Re: [PATCH 1/1] Drivers: hv: vmbus: Fix vmbus_wait_for_unload() to scan present CPUs

From: Vitaly Kuznetsov
Date: Tue May 16 2023 - 05:27:37 EST


Michael Kelley <mikelley@xxxxxxxxxxxxx> writes:

> vmbus_wait_for_unload() may be called in the panic path after other
> CPUs are stopped. vmbus_wait_for_unload() currently loops through
> online CPUs looking for the UNLOAD response message. But the values of
> CONFIG_KEXEC_CORE and crash_kexec_post_notifiers affect the path used
> to stop the other CPUs, and in one of the paths the stopped CPUs
> are removed from cpu_online_mask. This removal happens in both
> x86/x64 and arm64 architectures. In such a case, vmbus_wait_for_unload()
> only checks the panic'ing CPU, and misses the UNLOAD response message
> except when the panic'ing CPU is CPU 0. vmbus_wait_for_unload()
> eventually times out, but only after waiting 100 seconds.
>
> Fix this by looping through *present* CPUs in vmbus_wait_for_unload().
> The cpu_present_mask is not modified by stopping the other CPUs in the
> panic path, nor should it be. Furthermore, the synic_message_page
> being checked in vmbus_wait_for_unload() is allocated in
> hv_synic_alloc() for all present CPUs. So looping through the
> present CPUs is more consistent.
>
> For additional safety, also add a check for the message_page being
> NULL before looking for the UNLOAD response message.
>
> Reported-by: John Starks <jostarks@xxxxxxxxxxxxx>
> Fixes: cd95aad55793 ("Drivers: hv: vmbus: handle various crash scenarios")

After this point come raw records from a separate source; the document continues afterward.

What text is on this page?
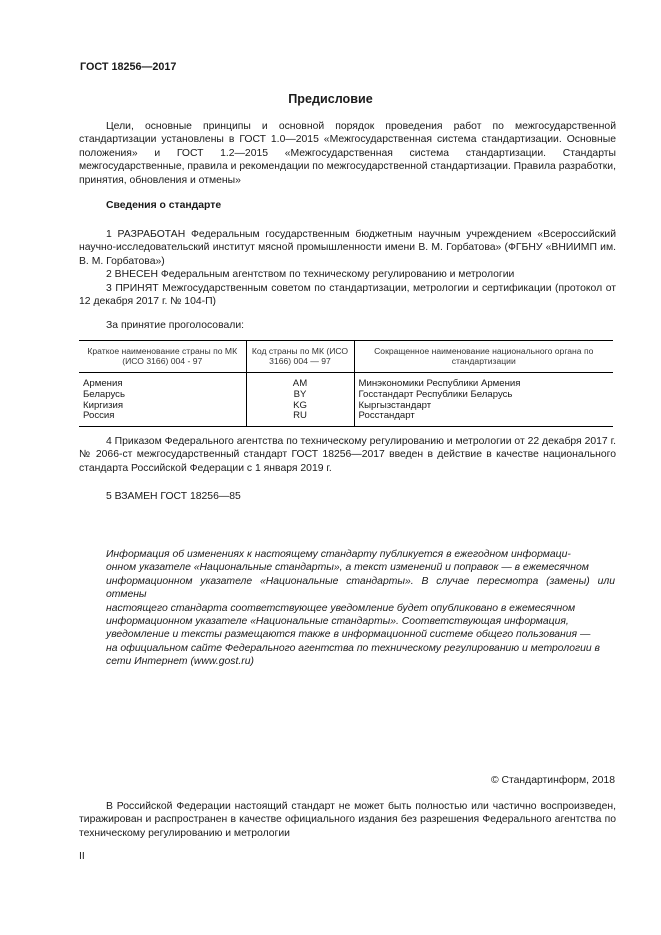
ГОСТ 18256—2017
Предисловие

Цели, основные принципы и основной порядок проведения работ по межгосударственной стандартизации установлены в ГОСТ 1.0—2015 «Межгосударственная система стандартизации. Основные положения» и ГОСТ 1.2—2015 «Межгосударственная система стандартизации. Стандарты межгосударственные, правила и рекомендации по межгосударственной стандартизации. Правила разработки, принятия, обновления и отмены»

Сведения о стандарте

1 РАЗРАБОТАН Федеральным государственным бюджетным научным учреждением «Всероссийский научно-исследовательский институт мясной промышленности имени В. М. Горбатова» (ФГБНУ «ВНИИМП им. В. М. Горбатова»)

2 ВНЕСЕН Федеральным агентством по техническому регулированию и метрологии

3 ПРИНЯТ Межгосударственным советом по стандартизации, метрологии и сертификации (протокол от 12 декабря 2017 г. № 104-П)

За принятие проголосовали:
Краткое наименование страны по МК (ИСО 3166) 004 - 97	Код страны по МК (ИСО 3166) 004 — 97	Сокращенное наименование национального органа по стандартизации
Армения	AM	Минэкономики Республики Армения
Беларусь	BY	Госстандарт Республики Беларусь
Киргизия	KG	Кыргызстандарт
Россия	RU	Росстандарт

4 Приказом Федерального агентства по техническому регулированию и метрологии от 22 декабря 2017 г. № 2066-ст межгосударственный стандарт ГОСТ 18256—2017 введен в действие в качестве национального стандарта Российской Федерации с 1 января 2019 г.

5 ВЗАМЕН ГОСТ 18256—85
Информация об изменениях к настоящему стандарту публикуется в ежегодном информаци-
онном указателе «Национальные стандарты», а текст изменений и поправок — в ежемесячном
информационном указателе «Национальные стандарты». В случае пересмотра (замены) или отмены
настоящего стандарта соответствующее уведомление будет опубликовано в ежемесячном
информационном указателе «Национальные стандарты». Соответствующая информация,
уведомление и тексты размещаются также в информационной системе общего пользования —
на официальном сайте Федерального агентства по техническому регулированию и метрологии в
сети Интернет (www.gost.ru)
© Стандартинформ, 2018

В Российской Федерации настоящий стандарт не может быть полностью или частично воспроизведен, тиражирован и распространен в качестве официального издания без разрешения Федерального агентства по техническому регулированию и метрологии

II
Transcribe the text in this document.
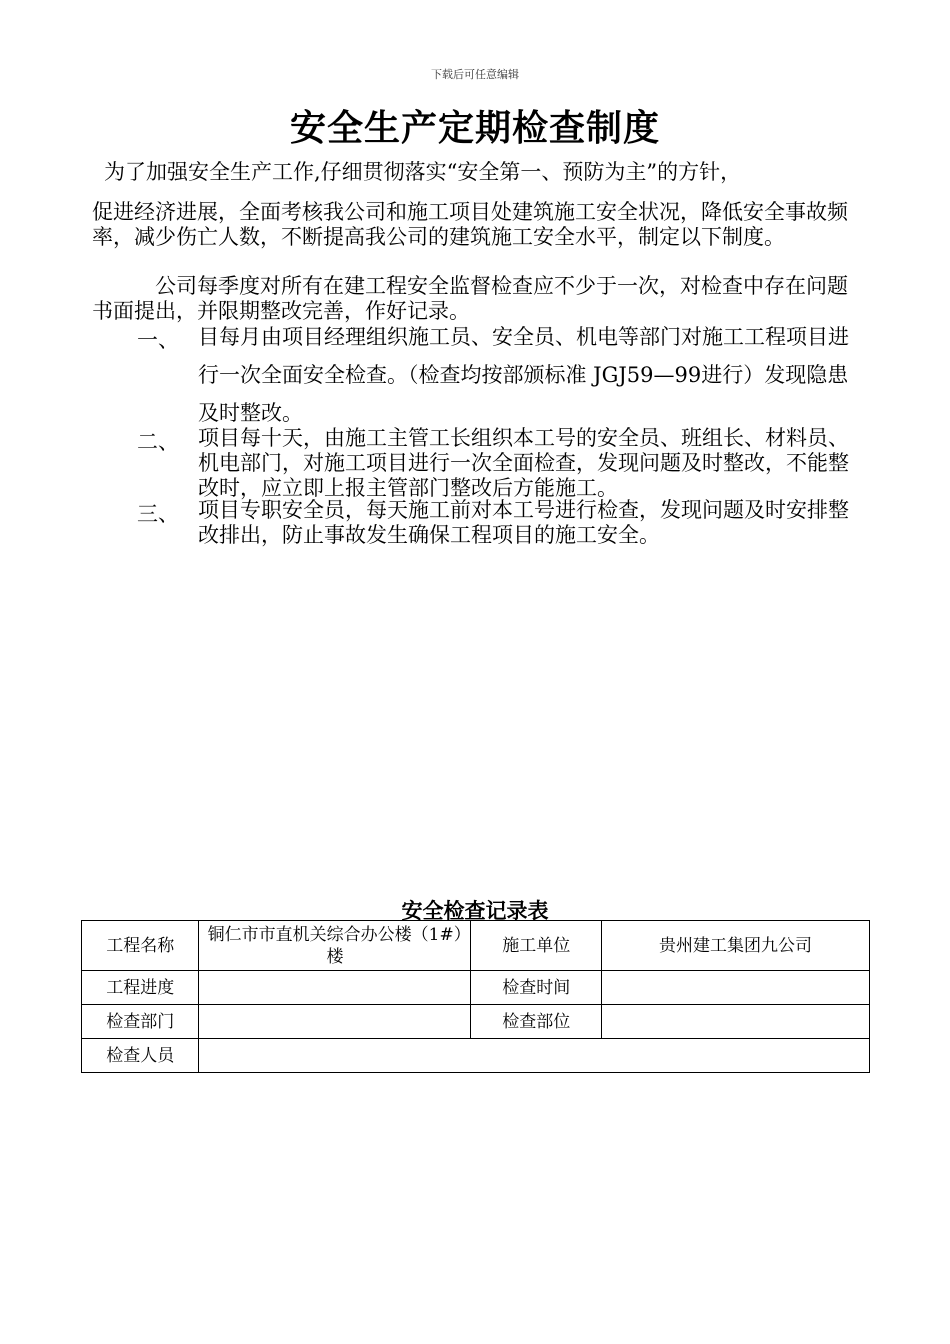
下载后可任意编辑
安全生产定期检查制度
为了加强安全生产工作,仔细贯彻落实“安全第一、预防为主”的方针，
促进经济进展，全面考核我公司和施工项目处建筑施工安全状况，降低安全事故频率，减少伤亡人数，不断提高我公司的建筑施工安全水平，制定以下制度。
公司每季度对所有在建工程安全监督检查应不少于一次，对检查中存在问题书面提出，并限期整改完善，作好记录。
一、 目每月由项目经理组织施工员、安全员、机电等部门对施工工程项目进行一次全面安全检查。（检查均按部颁标准 JGJ59—99进行）发现隐患及时整改。
二、 项目每十天，由施工主管工长组织本工号的安全员、班组长、材料员、机电部门，对施工项目进行一次全面检查，发现问题及时整改，不能整改时，应立即上报主管部门整改后方能施工。
三、 项目专职安全员，每天施工前对本工号进行检查，发现问题及时安排整改排出，防止事故发生确保工程项目的施工安全。
安全检查记录表
工程名称	铜仁市市直机关综合办公楼（1#）楼	施工单位	贵州建工集团九公司
工程进度		检查时间	
检查部门		检查部位	
检查人员			
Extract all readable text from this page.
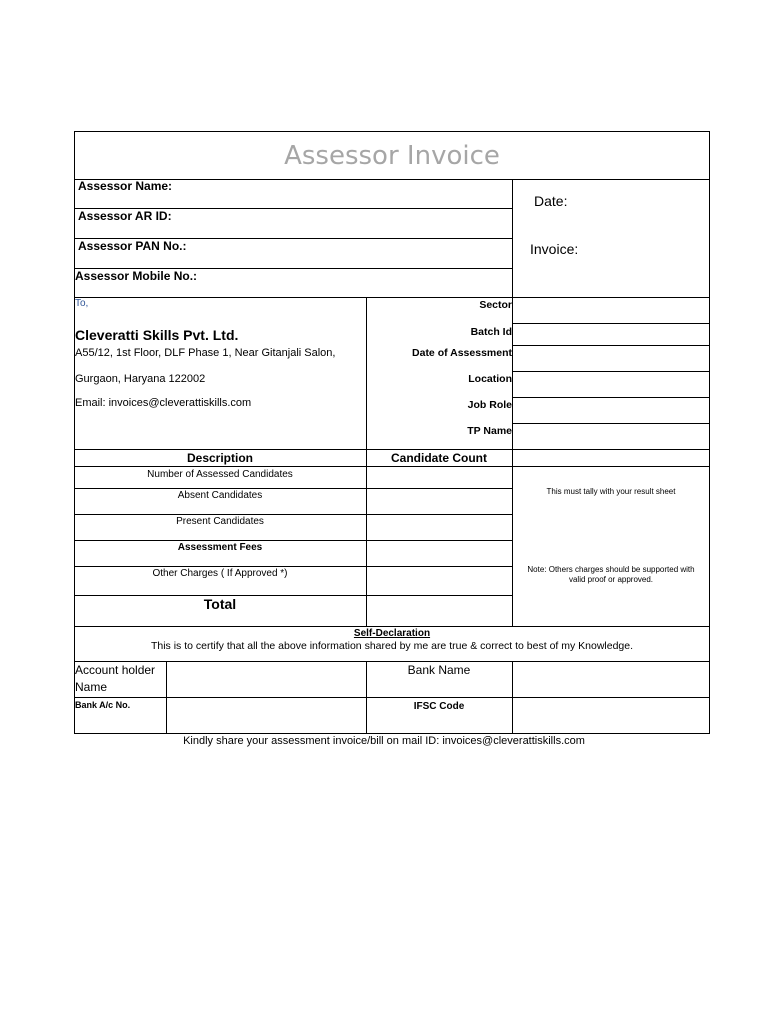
Assessor Invoice
Assessor Name:
Assessor AR ID:
Assessor PAN No.:
Assessor Mobile No.:
Date:
Invoice:
To,
Cleveratti Skills Pvt. Ltd.
A55/12, 1st Floor, DLF Phase 1, Near Gitanjali Salon,
Gurgaon, Haryana 122002
Email: invoices@cleverattiskills.com
Sector
Batch Id
Date of Assessment
Location
Job Role
TP Name
Description	Candidate Count
Number of Assessed Candidates
Absent Candidates
Present Candidates
Assessment Fees
Other Charges ( If Approved *)
Total
This must tally with your result sheet
Note: Others charges should be supported with
valid proof or approved.
Self-Declaration
This is to certify that all the above information shared by me are true & correct to best of my Knowledge.
Account holder
Name
Bank Name
Bank A/c No.	IFSC Code
Kindly share your assessment invoice/bill on mail ID: invoices@cleverattiskills.com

I see you Cc:ed stable@ on the patch, should we also add

Cc: stable@xxxxxxxxxxxxxxx

here explicitly so it gets picked up by various stable backporting
scritps? I guess Wei can do it when picking the patch to the queue...

> Signed-off-by: Michael Kelley <mikelley@xxxxxxxxxxxxx>
> ---
> drivers/hv/channel_mgmt.c | 10 ++++++++--
> 1 file changed, 8 insertions(+), 2 deletions(-)
>
> diff --git a/drivers/hv/channel_mgmt.c b/drivers/hv/channel_mgmt.c
> index 007f26d..df2ba20 100644
> --- a/drivers/hv/channel_mgmt.c
> +++ b/drivers/hv/channel_mgmt.c
> @@ -829,11 +829,14 @@ static void vmbus_wait_for_unload(void)
> if (completion_done(&vmbus_connection.unload_event))
> goto completed;
>
> - for_each_online_cpu(cpu) {
> + for_each_present_cpu(cpu) {
> struct hv_per_cpu_context *hv_cpu
> = per_cpu_ptr(hv_context.cpu_context, cpu);
>
> page_addr = hv_cpu->synic_message_page;
> + if (!page_addr)
> + continue;
> +

In theory, synic_message_page for all present CPUs is permanently
assigned in hv_synic_alloc() and we fail the whole thing if any of these
allocations fail so page_addr == NULL is likely impossible today
but there's certainly no harm in having this extra check here, this is
not a hotpath.

> msg = (struct hv_message *)page_addr
> + VMBUS_MESSAGE_SINT;
>
> @@ -867,11 +870,14 @@ static void vmbus_wait_for_unload(void)
> * maybe-pending messages on all CPUs to be able to receive new
> * messages after we reconnect.
> */
> - for_each_online_cpu(cpu) {
> + for_each_present_cpu(cpu) {
> struct hv_per_cpu_context *hv_cpu
> = per_cpu_ptr(hv_context.cpu_context, cpu);
>
> page_addr = hv_cpu->synic_message_page;
> + if (!page_addr)
> + continue;
> +
> msg = (struct hv_message *)page_addr + VMBUS_MESSAGE_SINT;
> msg->header.message_type = HVMSG_NONE;
> }

Reviewed-by: Vitaly Kuznetsov <vkuznets@xxxxxxxxxx>

--
Vitaly